We generally think of the Oil Age as having begun around the start of the 20th Century. Henry Ford began production of the Model T in 1908, and British coal production would peak soon thereafter in 1913. And yet, despite the fast global uptake of oil through the first half of the century–and both world wars–it was not until 1965 that oil use in BTU terms overtook coal.
The chart you see here (click to enlarge) divides total global oil use in million tons by total global coal use in mtoe (million tons oil equivalent). This gives us BTU equivalency. As late as 1954 for example, the world was consuming 1054 mtoe of coal, yet only 673 mt of oil. I use this 10 year period of course because it shows the moment when, after 150+ years of coal use, oil finally overtook coal. In 1965 the world consumed 1480.9 mtoe of coal–and 1530 mt of oil.

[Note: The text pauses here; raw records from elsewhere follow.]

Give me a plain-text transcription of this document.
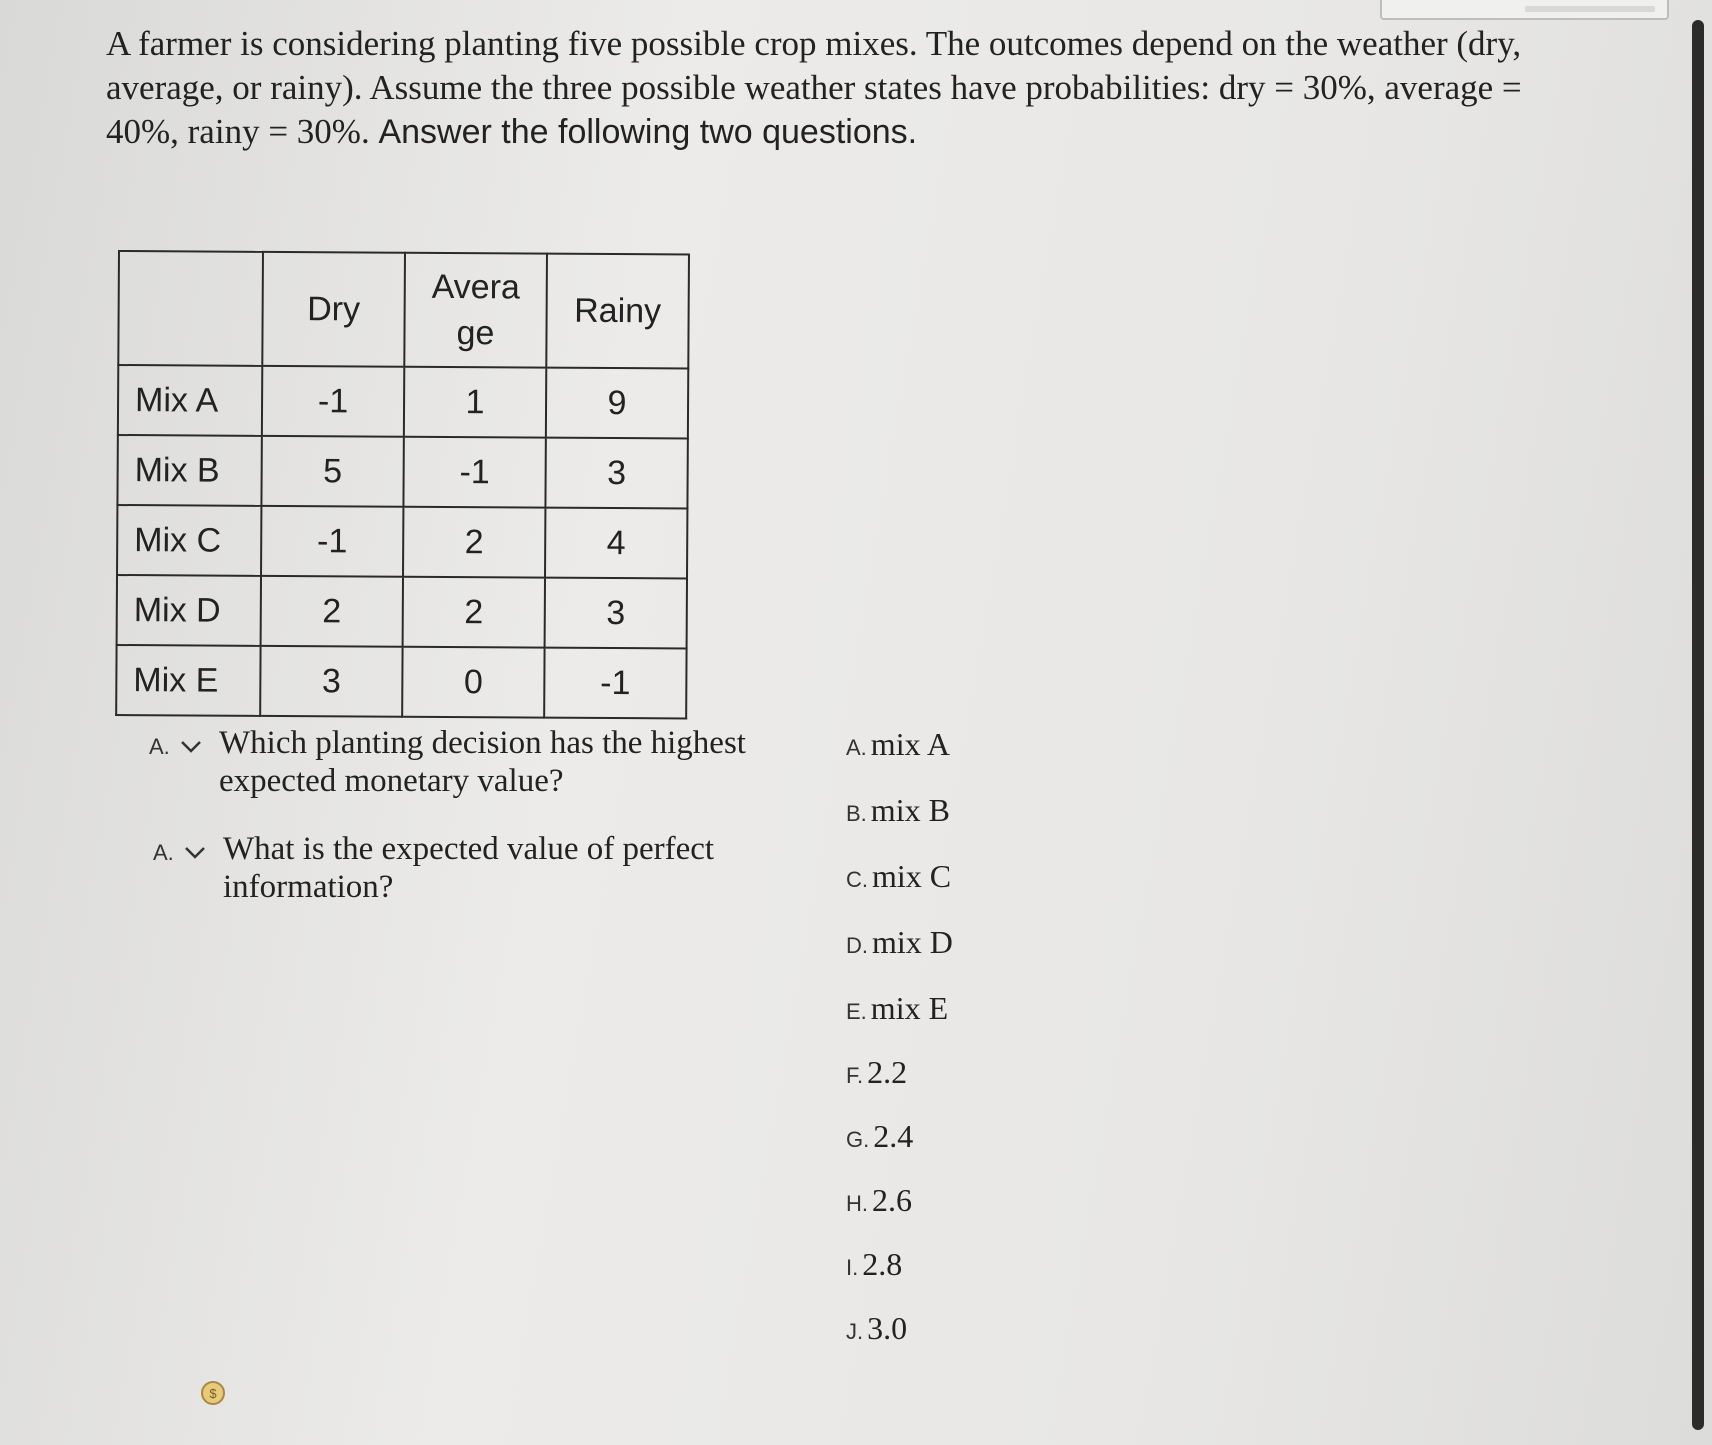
A farmer is considering planting five possible crop mixes. The outcomes depend on the weather (dry, average, or rainy). Assume the three possible weather states have probabilities: dry = 30%, average = 40%, rainy = 30%. Answer the following two questions.
	Dry	Avera ge	Rainy
Mix A	-1	1	9
Mix B	5	-1	3
Mix C	-1	2	4
Mix D	2	2	3
Mix E	3	0	-1
A. Which planting decision has the highest expected monetary value?
A. What is the expected value of perfect information?
A. mix A
B. mix B
C. mix C
D. mix D
E. mix E
F. 2.2
G. 2.4
H. 2.6
I. 2.8
J. 3.0
$
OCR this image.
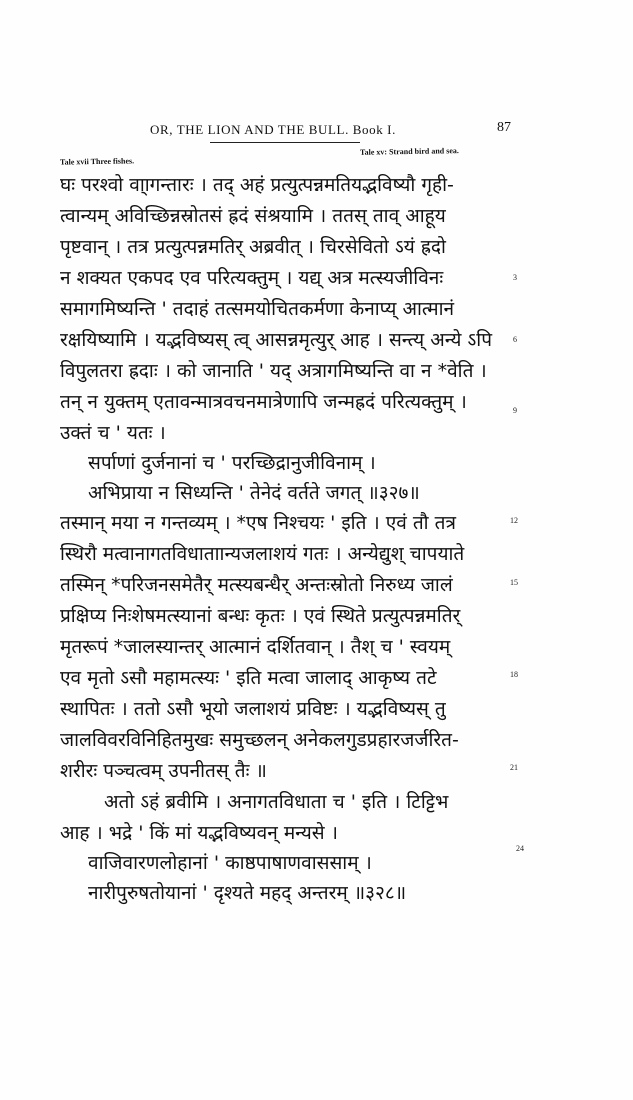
OR, THE LION AND THE BULL. Book I.	87
Tale xvii Three fishes.
Tale xv: Strand bird and sea.
घः परश्वो वा्ागन्तारः । तद् अहं प्रत्युत्पन्नमतियद्भविष्यौ गृही-
त्वान्यम् अविच्छिन्नस्रोतसं ह्रदं संश्रयामि । ततस् ताव् आहूय
पृष्टवान् । तत्र प्रत्युत्पन्नमतिर् अब्रवीत् । चिरसेवितो ऽयं ह्रदो
न शक्यत एकपद एव परित्यक्तुम् । यद्य् अत्र मत्स्यजीविनः
समागमिष्यन्ति ' तदाहं तत्समयोचितकर्मणा केनाप्य् आत्मानं
रक्षयिष्यामि । यद्भविष्यस् त्व् आसन्नमृत्युर् आह । सन्त्य् अन्ये ऽपि
विपुलतरा ह्रदाः । को जानाति ' यद् अत्रागमिष्यन्ति वा न *वेति ।
तन् न युक्तम् एतावन्मात्रवचनमात्रेणापि जन्मह्रदं परित्यक्तुम् ।
उक्तं च ' यतः ।
सर्पाणां दुर्जनानां च ' परच्छिद्रानुजीविनाम् ।
अभिप्राया न सिध्यन्ति ' तेनेदं वर्तते जगत् ॥३२७॥
तस्मान् मया न गन्तव्यम् । *एष निश्चयः ' इति । एवं तौ तत्र
स्थिरौ मत्वानागतविधाताान्यजलाशयं गतः । अन्येद्युश् चापयाते
तस्मिन् *परिजनसमेतैर् मत्स्यबन्धैर् अन्तःस्रोतो निरुध्य जालं
प्रक्षिप्य निःशेषमत्स्यानां बन्धः कृतः । एवं स्थिते प्रत्युत्पन्नमतिर्
मृतरूपं *जालस्यान्तर् आत्मानं दर्शितवान् । तैश् च ' स्वयम्
एव मृतो ऽसौ महामत्स्यः ' इति मत्वा जालाद् आकृष्य तटे
स्थापितः । ततो ऽसौ भूयो जलाशयं प्रविष्टः । यद्भविष्यस् तु
जालविवरविनिहितमुखः समुच्छलन् अनेकलगुडप्रहारजर्जरित-
शरीरः पञ्चत्वम् उपनीतस् तैः ॥
अतो ऽहं ब्रवीमि । अनागतविधाता च ' इति । टिट्टिभ
आह । भद्रे ' किं मां यद्भविष्यवन् मन्यसे ।
वाजिवारणलोहानां ' काष्ठपाषाणवाससाम् ।
नारीपुरुषतोयानां ' दृश्यते महद् अन्तरम् ॥३२८॥
3
6
9
12
15
18
21
24
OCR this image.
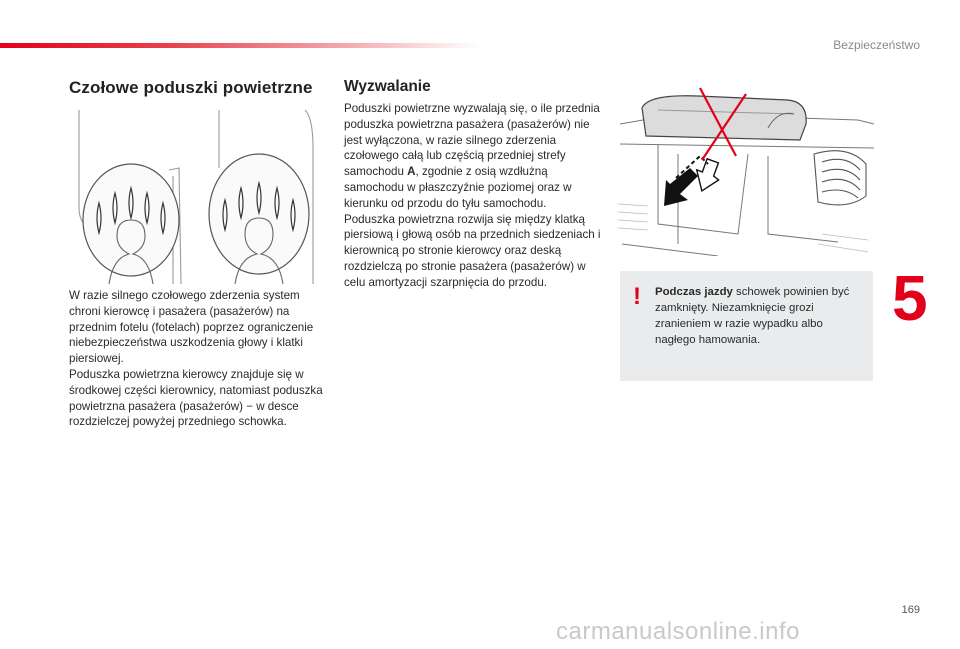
Bezpieczeństwo
Czołowe poduszki powietrzne

W razie silnego czołowego zderzenia system chroni kierowcę i pasażera (pasażerów) na przednim fotelu (fotelach) poprzez ograniczenie niebezpieczeństwa uszkodzenia głowy i klatki piersiowej.

Poduszka powietrzna kierowcy znajduje się w środkowej części kierownicy, natomiast poduszka powietrzna pasażera (pasażerów) − w desce rozdzielczej powyżej przedniego schowka.

Wyzwalanie

Poduszki powietrzne wyzwalają się, o ile przednia poduszka powietrzna pasażera (pasażerów) nie jest wyłączona, w razie silnego zderzenia czołowego całą lub częścią przedniej strefy samochodu A, zgodnie z osią wzdłużną samochodu w płaszczyźnie poziomej oraz w kierunku od przodu do tyłu samochodu.

Poduszka powietrzna rozwija się między klatką piersiową i głową osób na przednich siedzeniach i kierownicą po stronie kierowcy oraz deską rozdzielczą po stronie pasażera (pasażerów) w celu amortyzacji szarpnięcia do przodu.

! Podczas jazdy schowek powinien być zamknięty. Niezamknięcie grozi zranieniem w razie wypadku albo nagłego hamowania.
5
169
carmanualsonline.info
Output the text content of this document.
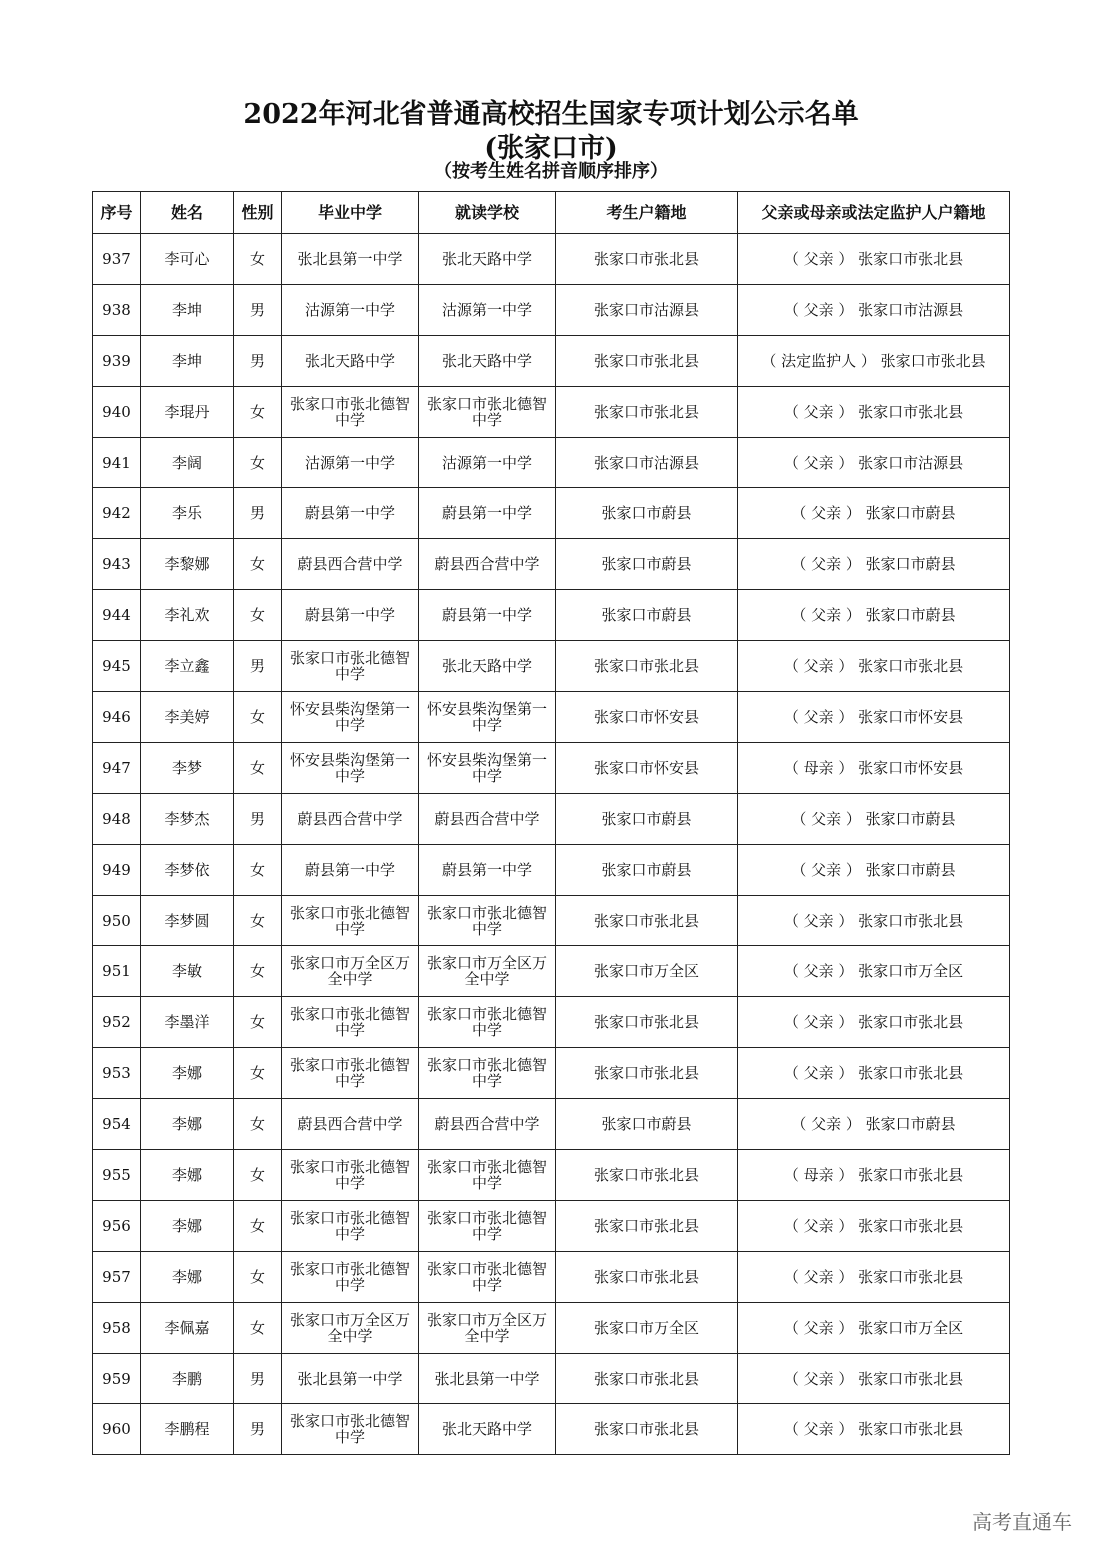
2022年河北省普通高校招生国家专项计划公示名单
(张家口市)
（按考生姓名拼音顺序排序）
序号	姓名	性别	毕业中学	就读学校	考生户籍地	父亲或母亲或法定监护人户籍地
937	李可心	女	张北县第一中学	张北天路中学	张家口市张北县	（ 父亲 ） 张家口市张北县
938	李坤	男	沽源第一中学	沽源第一中学	张家口市沽源县	（ 父亲 ） 张家口市沽源县
939	李坤	男	张北天路中学	张北天路中学	张家口市张北县	（ 法定监护人 ） 张家口市张北县
940	李琨丹	女	张家口市张北德智中学	张家口市张北德智中学	张家口市张北县	（ 父亲 ） 张家口市张北县
941	李阔	女	沽源第一中学	沽源第一中学	张家口市沽源县	（ 父亲 ） 张家口市沽源县
942	李乐	男	蔚县第一中学	蔚县第一中学	张家口市蔚县	（ 父亲 ） 张家口市蔚县
943	李黎娜	女	蔚县西合营中学	蔚县西合营中学	张家口市蔚县	（ 父亲 ） 张家口市蔚县
944	李礼欢	女	蔚县第一中学	蔚县第一中学	张家口市蔚县	（ 父亲 ） 张家口市蔚县
945	李立鑫	男	张家口市张北德智中学	张北天路中学	张家口市张北县	（ 父亲 ） 张家口市张北县
946	李美婷	女	怀安县柴沟堡第一中学	怀安县柴沟堡第一中学	张家口市怀安县	（ 父亲 ） 张家口市怀安县
947	李梦	女	怀安县柴沟堡第一中学	怀安县柴沟堡第一中学	张家口市怀安县	（ 母亲 ） 张家口市怀安县
948	李梦杰	男	蔚县西合营中学	蔚县西合营中学	张家口市蔚县	（ 父亲 ） 张家口市蔚县
949	李梦依	女	蔚县第一中学	蔚县第一中学	张家口市蔚县	（ 父亲 ） 张家口市蔚县
950	李梦圆	女	张家口市张北德智中学	张家口市张北德智中学	张家口市张北县	（ 父亲 ） 张家口市张北县
951	李敏	女	张家口市万全区万全中学	张家口市万全区万全中学	张家口市万全区	（ 父亲 ） 张家口市万全区
952	李墨洋	女	张家口市张北德智中学	张家口市张北德智中学	张家口市张北县	（ 父亲 ） 张家口市张北县
953	李娜	女	张家口市张北德智中学	张家口市张北德智中学	张家口市张北县	（ 父亲 ） 张家口市张北县
954	李娜	女	蔚县西合营中学	蔚县西合营中学	张家口市蔚县	（ 父亲 ） 张家口市蔚县
955	李娜	女	张家口市张北德智中学	张家口市张北德智中学	张家口市张北县	（ 母亲 ） 张家口市张北县
956	李娜	女	张家口市张北德智中学	张家口市张北德智中学	张家口市张北县	（ 父亲 ） 张家口市张北县
957	李娜	女	张家口市张北德智中学	张家口市张北德智中学	张家口市张北县	（ 父亲 ） 张家口市张北县
958	李佩嘉	女	张家口市万全区万全中学	张家口市万全区万全中学	张家口市万全区	（ 父亲 ） 张家口市万全区
959	李鹏	男	张北县第一中学	张北县第一中学	张家口市张北县	（ 父亲 ） 张家口市张北县
960	李鹏程	男	张家口市张北德智中学	张北天路中学	张家口市张北县	（ 父亲 ） 张家口市张北县
高考直通车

So, when exactly did the Coal Age end, and the Oil Age begin? Well, I’ve recently spent time with energy data on global Wood, Coal, and Oil use back as far as 1800 and there are a number of insights to be gleaned. With regard to how global energy use was structured up until this time, it was revealing for example to see that the Great Depression hit global coal consumption very hard. Oil? Not so much. And for an obvious reason: oil was still young in its adoption. On the larger matter of energy transition, there are other good insights in the data. For example, the acceleration you see in this 10 year chart, when paired with the longer series back to say, 1854, confirms the idea that changes such as these happen slowly at first–and then (seemingly) all at once.